The problem is that the counter-reformers, for lack of a better term, would presumably want to throw the baby out with the bathwater. That is, because a system of "no cash bail" invariably will lead far too frequently to a People v. Harris scenario, they might argue that we simply need to return to what came before. That is, essentially, where detained defendants might not seek a trial or dismissal based on motion practice even when they are actually innocent.

Clearly, this new legislation seems far too lenient in favoring pre-trial release, even in the face of past injustices where truly innocent people have pleaded guilty. Society fundamentally recognizes the critical role that judges play in criminal justice. By eliminating the need for bail or, for example, "mandatory minimum sentences" (on the other end of the spectrum), we remove discretion from judges who should be able to make important, case-specific, decisions that impact the defendants before them, along with the community. Yes, bail decisions—particularly whether a defendant poses a risk to the community—often must be made quickly given the oppressive calendars of judges. But when the community is potentially at risk if a particular defendant is released, even if the pending crime charged is relatively low-level, it makes little sense to totally remove discretionary power relating to a defendant's release from the judge (aside from empowering him to impose monitoring or travel restrictions).

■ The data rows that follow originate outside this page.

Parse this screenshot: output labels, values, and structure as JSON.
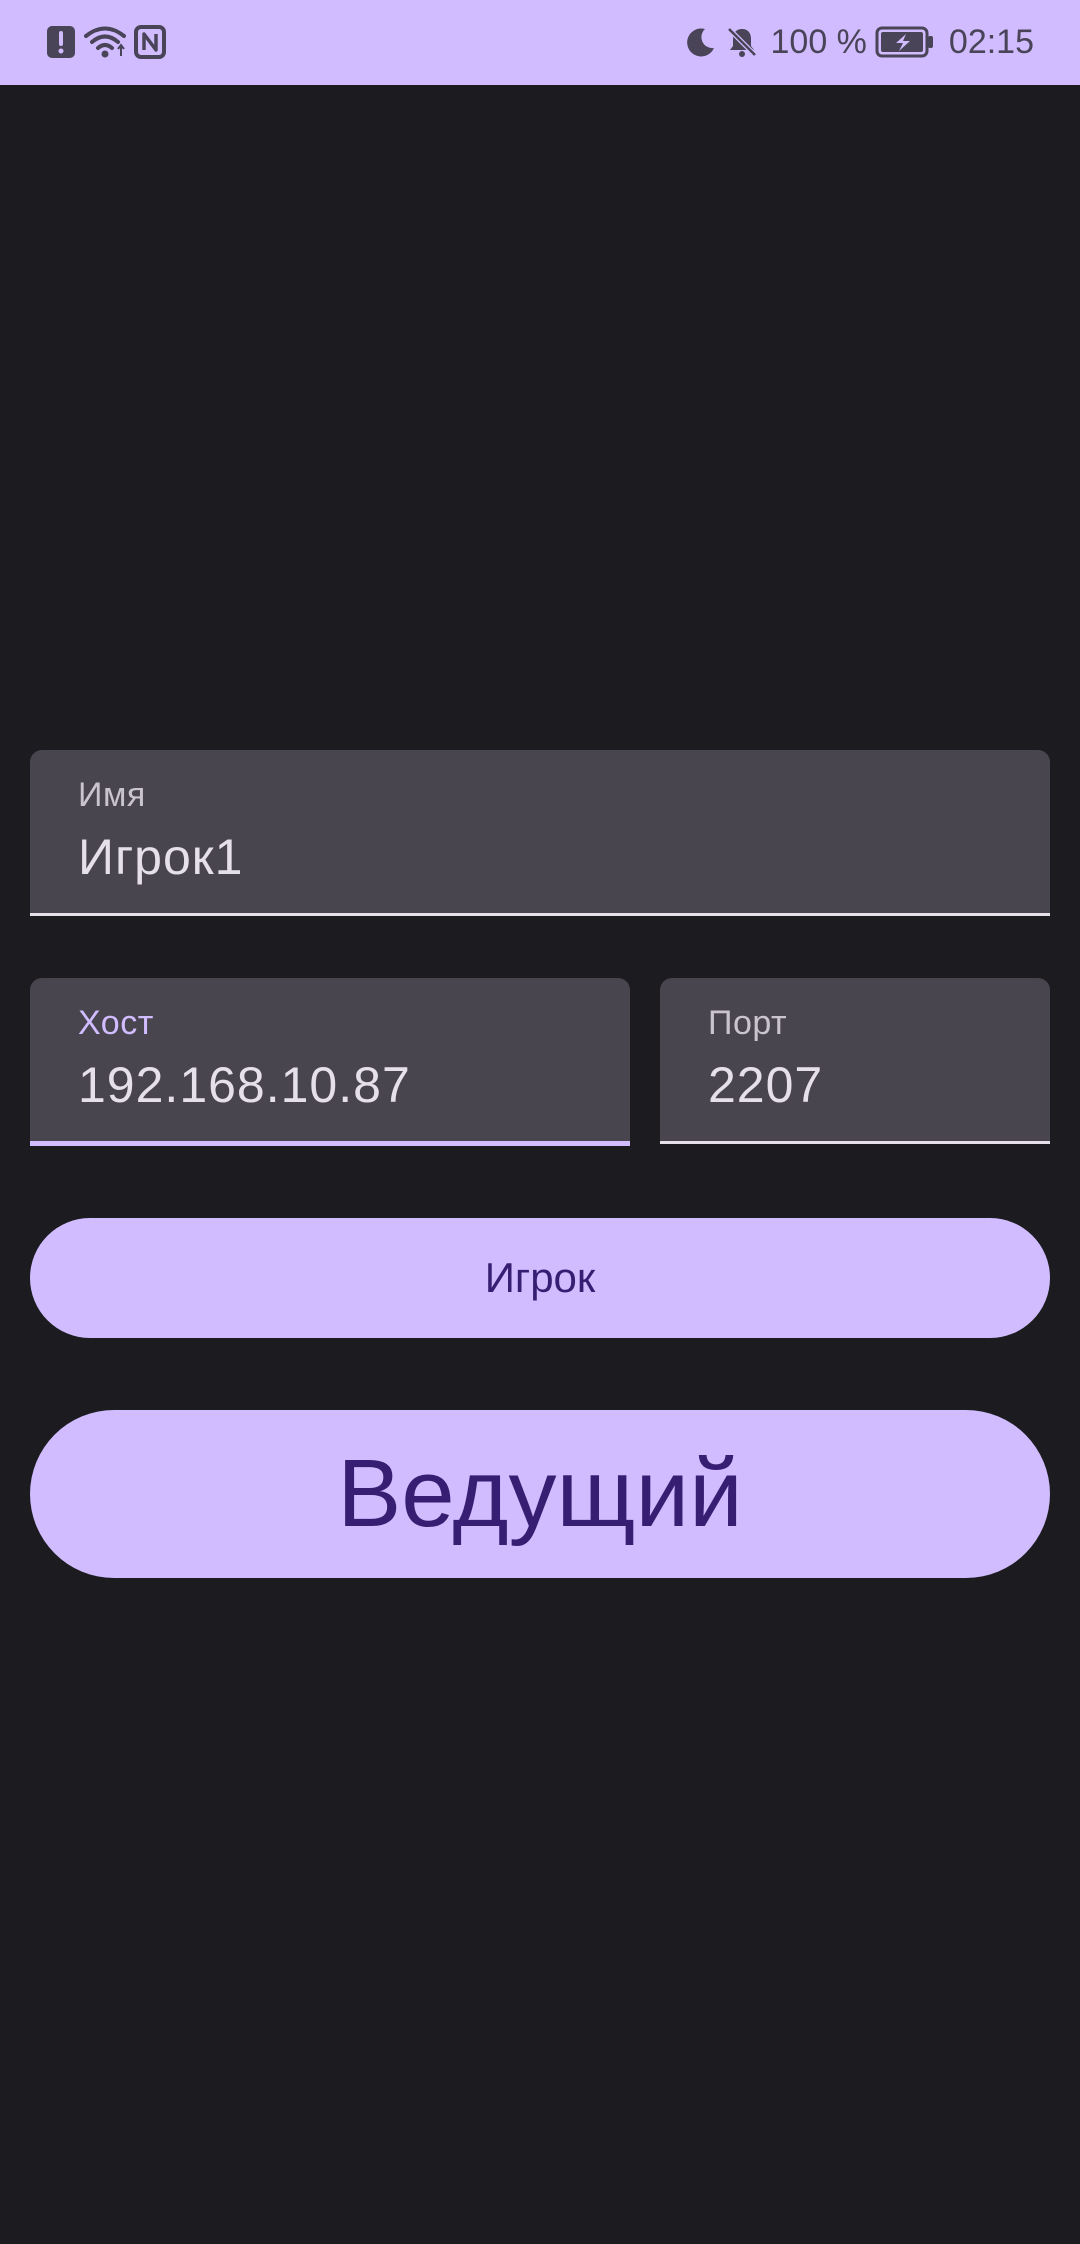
{
  "status_bar": {
    "icons_left": [
      "alert-icon",
      "wifi-icon",
      "nfc-icon"
    ],
    "icons_right": [
      "do-not-disturb-moon-icon",
      "notifications-off-icon",
      "battery-charging-icon"
    ],
    "battery_percent": "100 %",
    "time": "02:15"
  },
  "form": {
    "name": {
      "label": "Имя",
      "value": "Игрок1"
    },
    "host": {
      "label": "Хост",
      "value": "192.168.10.87"
    },
    "port": {
      "label": "Порт",
      "value": "2207"
    }
  },
  "buttons": {
    "player_label": "Игрок",
    "host_label": "Ведущий"
  },
  "colors": {
    "background": "#1c1b1f",
    "accent": "#d0bcff",
    "field_background": "#49454f",
    "button_text": "#381e72"
  }
}
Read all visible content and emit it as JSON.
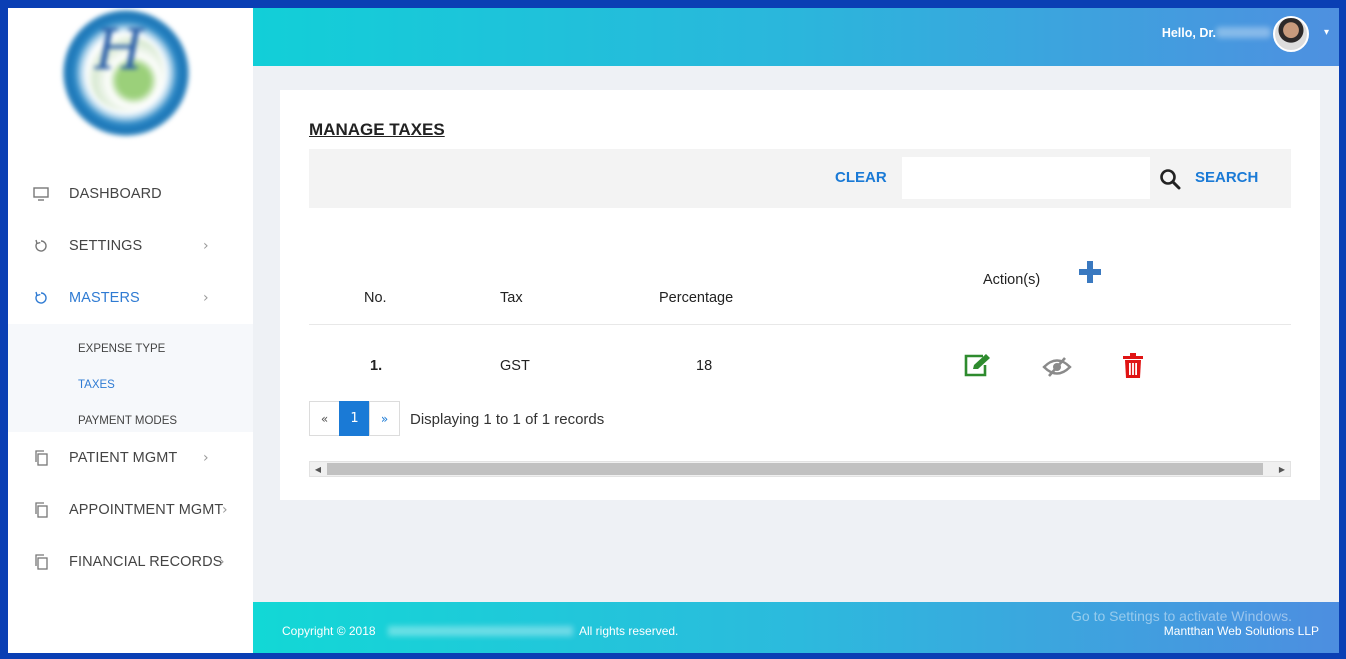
{
  "header": {
    "greeting": "Hello, Dr."
  },
  "sidebar": {
    "items": [
      {
        "label": "DASHBOARD",
        "icon": "monitor-icon"
      },
      {
        "label": "SETTINGS",
        "icon": "refresh-icon"
      },
      {
        "label": "MASTERS",
        "icon": "refresh-icon",
        "active": true
      },
      {
        "label": "PATIENT MGMT",
        "icon": "copy-icon"
      },
      {
        "label": "APPOINTMENT MGMT",
        "icon": "copy-icon"
      },
      {
        "label": "FINANCIAL RECORDS",
        "icon": "copy-icon"
      }
    ],
    "submenu": [
      {
        "label": "EXPENSE TYPE"
      },
      {
        "label": "TAXES",
        "active": true
      },
      {
        "label": "PAYMENT MODES"
      }
    ],
    "chevron": "›"
  },
  "main": {
    "title": "MANAGE TAXES",
    "clear_label": "CLEAR",
    "search_label": "SEARCH",
    "search_value": "",
    "table": {
      "headers": [
        "No.",
        "Tax",
        "Percentage",
        "Action(s)"
      ],
      "rows": [
        {
          "no": "1.",
          "tax": "GST",
          "percentage": "18"
        }
      ]
    },
    "pagination": {
      "prev": "«",
      "current": "1",
      "next": "»",
      "info": "Displaying 1 to 1 of 1 records"
    }
  },
  "footer": {
    "copyright": "Copyright © 2018",
    "rights": "All rights reserved.",
    "company": "Mantthan Web Solutions LLP"
  },
  "watermark": "Go to Settings to activate Windows.",
  "colors": {
    "accent": "#1a7ad6",
    "edit": "#2e8b2e",
    "delete": "#e01414",
    "view": "#888888"
  }
}
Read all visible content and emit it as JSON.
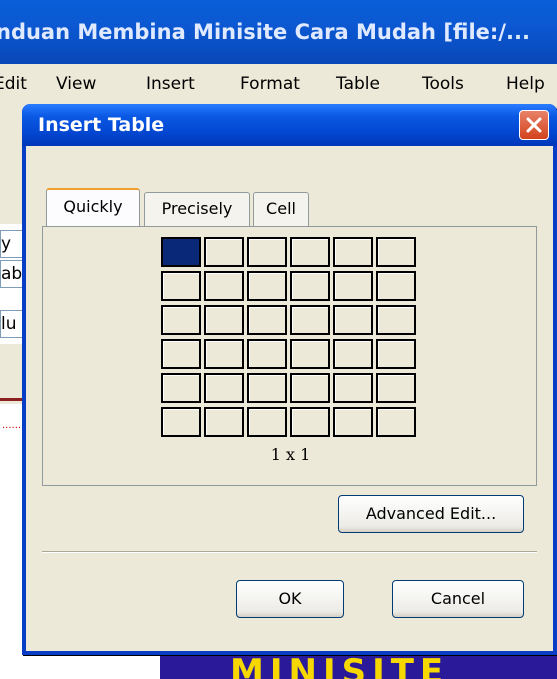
{
  "app": {
    "title": "nduan Membina Minisite Cara Mudah [file:/..."
  },
  "menu": {
    "edit": "Edit",
    "view": "View",
    "insert": "Insert",
    "format": "Format",
    "table": "Table",
    "tools": "Tools",
    "help": "Help"
  },
  "left_fields": [
    "y",
    "ab",
    "lu"
  ],
  "banner_text": "MINISITE",
  "dialog": {
    "title": "Insert Table",
    "tabs": [
      {
        "label": "Quickly",
        "active": true
      },
      {
        "label": "Precisely",
        "active": false
      },
      {
        "label": "Cell",
        "active": false
      }
    ],
    "grid": {
      "rows": 6,
      "cols": 6,
      "selected_rows": 1,
      "selected_cols": 1
    },
    "grid_label": "1 x 1",
    "advanced_button": "Advanced Edit...",
    "ok_button": "OK",
    "cancel_button": "Cancel"
  },
  "colors": {
    "titlebar": "#0346d0",
    "selection": "#0a2878",
    "close": "#d2421b"
  }
}
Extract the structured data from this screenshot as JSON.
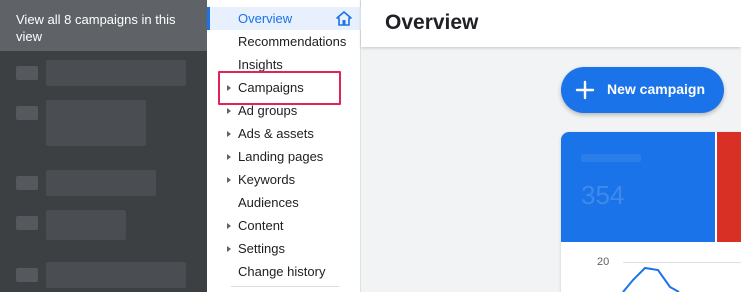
{
  "tooltip": {
    "text": "View all 8 campaigns in this view"
  },
  "nav": {
    "items": [
      {
        "label": "Overview",
        "active": true
      },
      {
        "label": "Recommendations"
      },
      {
        "label": "Insights"
      },
      {
        "label": "Campaigns",
        "expandable": true,
        "highlighted": true
      },
      {
        "label": "Ad groups",
        "expandable": true
      },
      {
        "label": "Ads & assets",
        "expandable": true
      },
      {
        "label": "Landing pages",
        "expandable": true
      },
      {
        "label": "Keywords",
        "expandable": true
      },
      {
        "label": "Audiences"
      },
      {
        "label": "Content",
        "expandable": true
      },
      {
        "label": "Settings",
        "expandable": true
      },
      {
        "label": "Change history"
      }
    ]
  },
  "header": {
    "title": "Overview"
  },
  "actions": {
    "new_campaign_label": "New campaign"
  },
  "card": {
    "faded_value": "354"
  },
  "chart_data": {
    "type": "line",
    "y_ticks": [
      "20"
    ]
  },
  "colors": {
    "accent": "#1a73e8",
    "highlight": "#e02459",
    "tile_red": "#d93025",
    "panel_dark": "#3c4043"
  },
  "icons": {
    "home": "home-icon",
    "plus": "plus-icon",
    "expand": "caret-right-icon"
  }
}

In the opening hypothetical, if the pre-2020 defendant was released without bail, rather than with bail set at $500, the defendant might, indeed, fail to return to court for his next appearance. Yes, that is an unfortunate consequence for a more balanced way to address pre-trial release generally. But suppose our "pharmaceutical thief" was a repeat offender—he stole pharmaceuticals several times and jumped bail previously, or engaged in trespass conduct on another occasion. Should the justice system's arms be tied behind its back in dealing with him? Or shouldn't a judge be empowered to use common sense to decide if this defendant should be required to post cash bail to ensure his return to court or that he doesn't pose a threat to the community?

We should all be for a justice system that grants most criminal defendants the right to pre-trial release, irrespective of their economic circumstances—as long as they are likely to return to court and don't present a potential threat to the community. But does it make any sense that a duly appointed or elected arraigning judge, having no discretion whatsoever, must release him without the requirement of bail altogether? In the New York Daily News on Jan. 15, 2020 former Chief Assistant District Attorney of New York County, Daniel Alonso, in a column well worth reading, makes pellucidly clear that in "must release" cases, a judge when arraigning a defendant and releasing him simply can't consider the defendant's bench warrant history, lack of community ties, aliases, immigration status, etc.—even if with a long arrest record the defendant has absolutely never returned to court. Do we want that state of affairs to continue?

Joel Cohen is senior counsel at Stroock & Stroock & Lavan, where he practices white-collar criminal defense law. He is the author, most recently, of I Swear: The Meaning of an Oath (Vandeplas Pub.).